Steven, Niall, Tyler & Owen (though the order may not be correct!)

At Fairfield Junction, having completed all of the locks, we encountered a larger group of kids who were quite ‘in your face’ and cheeky, and just jumped onto the side of the boat as I left a lock, saying in unison: “Can we have a ride on your boat mister? Please mister, can we have a look inside?” I’d already locked the front of the boat and had the back shut up against the rain, but we had to be a little short with them to get them off the boat rails – we were both tired and freezing by this time and had almost lost any sense of humour! It must be very tempting to them living so close to a canal, I’m sure when I was that age I’d have tried the same thing with my mates as we messed around if I’d lived in a similar place.

P1110609 The lowest bridge on this canal system, we took the flag off though nearly lost the plants etc off the top

We finally moored up around nine hours after we’d left this morning, having stopped only once to free some mangy clothing that had wrapped itself around the propeller (poor Barry, that's one of his jobs!).
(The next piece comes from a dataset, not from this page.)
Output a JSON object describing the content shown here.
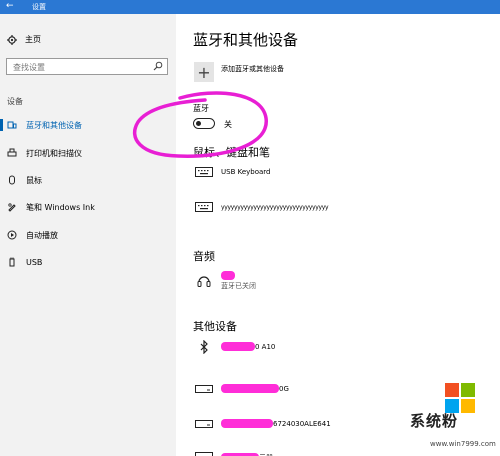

Exhausted and soaked through, we had the radiators on to dry off and get warmed up! A chilled day on the canals, but not in the best of senses!

P.S.  Wednesday 2 September - Sorry for the lack of postings, we've been literally 'powerless' for a few days due to various engine issues that I don't quite understand, so we're behind on the blog but will catch up over the next day or so and reveal all!